Are you saying one can't do that with the latest versions of git?

WTF, when did this happen and how can I have missed what must have been huge news when it happened?



As one who has set up skunkworks git boxes before, I think OP is probably referring to the fact that there is not a no-brainer out-of-the-box way for git repos on different dev machines to autodiscover each other, even on a local network.

You can have everyone manually set up a git hosting env on their dev machine, then have everyone manually add a remote for every other developer's box, but it sure isn't convenient.

And if you settle on sharing one central box as the canonical node (which IMO is the right answer), you're no longer truly using a distributed system - it's a de facto centralized system.


Exactly, syncthing has flawless p2p discovery and networking/sharing of files. Being able to put a git bare repo effectively on a syncthing share would be super convenient for small private collaboration. Tailscale might be an option to make a bunch of local git repos all start pushing/pulling, but it has some headaches too and isn't really designed for opening up small single services.


> I think OP is probably referring to the fact that there is not a no-brainer out-of-the-box way for git repos on different dev machines to autodiscover each other, even on a local network.

Ah, OK, gotcha. Thanks!

> You can have everyone manually set up a git hosting env on their dev machine, then have everyone manually add a remote for every other developer's box, but it sure isn't convenient.

Yeah. But fortunately not all that much of a hassle for a small(ish) dev team.
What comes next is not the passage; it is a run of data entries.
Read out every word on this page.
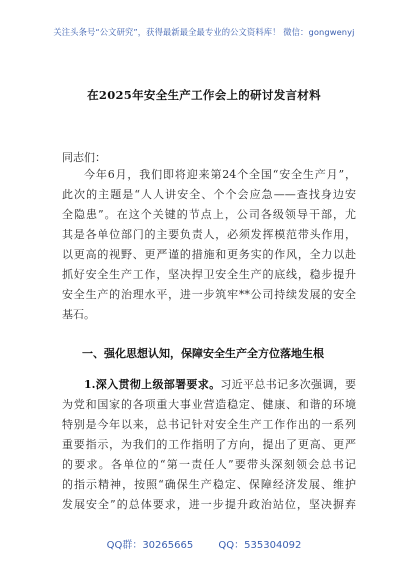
关注头条号“公文研究”，获得最新最全最专业的公文资料库！ 微信：gongwenyj
在2025年安全生产工作会上的研讨发言材料
同志们：
今年6月，我们即将迎来第24个全国“安全生产月”，
此次的主题是“人人讲安全、个个会应急——查找身边安
全隐患”。在这个关键的节点上，公司各级领导干部，尤
其是各单位部门的主要负责人，必须发挥模范带头作用，
以更高的视野、更严谨的措施和更务实的作风，全力以赴
抓好安全生产工作，坚决捍卫安全生产的底线，稳步提升
安全生产的治理水平，进一步筑牢**公司持续发展的安全
基石。
一、强化思想认知，保障安全生产全方位落地生根
1.深入贯彻上级部署要求。习近平总书记多次强调，要
为党和国家的各项重大事业营造稳定、健康、和谐的环境
特别是今年以来，总书记针对安全生产工作作出的一系列
重要指示，为我们的工作指明了方向，提出了更高、更严
的要求。各单位的“第一责任人”要带头深刻领会总书记
的指示精神，按照“确保生产稳定、保障经济发展、维护
发展安全”的总体要求，进一步提升政治站位，坚决摒弃
QQ群：30265665	QQ：535304092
> And if you settle on sharing one central box as the canonical node (which IMO is the right answer),

Yeah, we called it "the Dev server". :-)

> you're no longer truly using a distributed system - it's a de facto centralized system.
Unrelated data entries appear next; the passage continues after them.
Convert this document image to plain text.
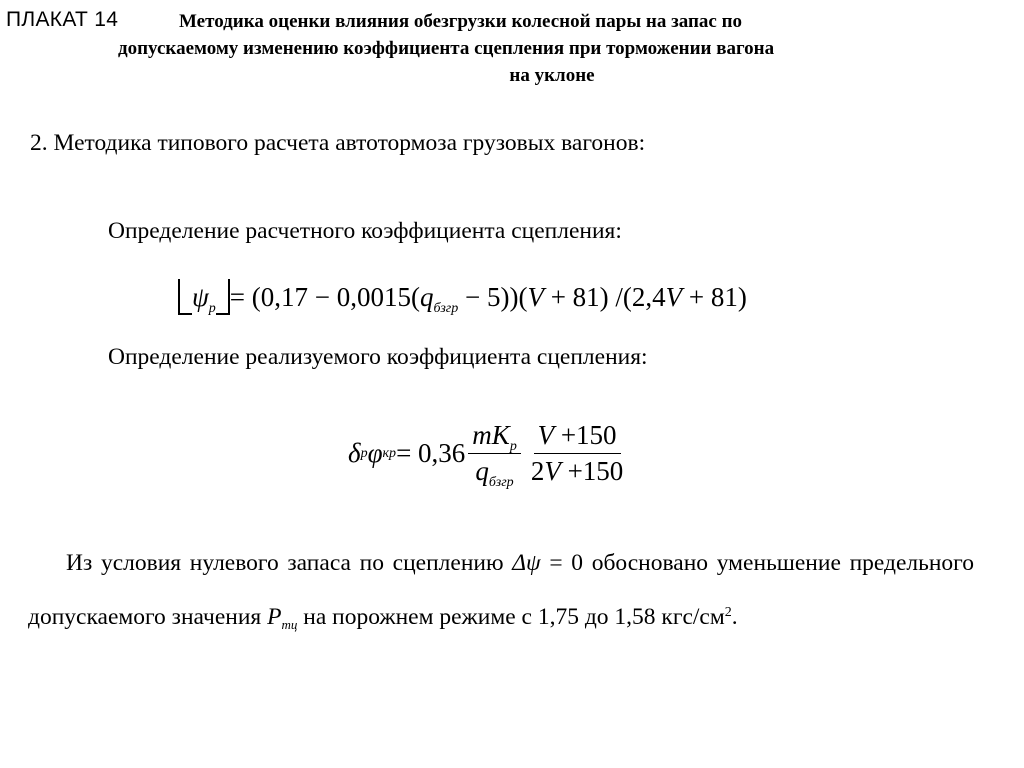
ПЛАКАТ 14	Методика оценки влияния обезгрузки колесной пары на запас по
допускаемому изменению коэффициента сцепления при торможении вагона
на уклоне
2. Методика типового расчета автотормоза грузовых вагонов:
Определение расчетного коэффициента сцепления:
$\psi_р = (0,17 - 0,0015(q_{бзгр} - 5))(V + 81) /(2,4V + 81)$
Определение реализуемого коэффициента сцепления:
δ р φ кр = $0,36 \frac{mK_р}{q_{бзгр}} \frac{V +150}{2V +150}$
Из условия нулевого запаса по сцеплению Δψ = 0 обосновано уменьшение предельного допускаемого значения $Р_{тц}$ на порожнем режиме с 1,75 до 1,58 кгс/$см^2$.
But in a corporate (or even Open Source project?) environment, The Powers That Be probably want that kind of / that much centralisation anyway.


> But in a corporate (or even Open Source project?) environment, The Powers That Be probably want that kind of / that much centralisation anyway.

Agreed. I have used git in genuinely decentralized ways and have concluded that in practice centralization is the right answer for almost all projects.

Even though having the full history locally is a transformative improvement pet Subversion's model, in practice it's really helpful to know there's a canonical source of truth and to coordinate around it.


s/pet/over/


You can have sync conflicts with multiple people pushing to a bare repo on a shared folder at the same time. This kind of file sharing with git only works on NFS or filesystems that support locking (look at the git manual for this warning). Syncthing doesn't support that--it _might_ work for some time, but stress it with multiple people all at once and it will explode into sync conflicts eventually.


Ah, OK, thanks!

Yeah, I've probably just simply been lucky so far: IME with git, which hasn't been very extensive -- and only with a quite small dev team -- that just never happened to occur.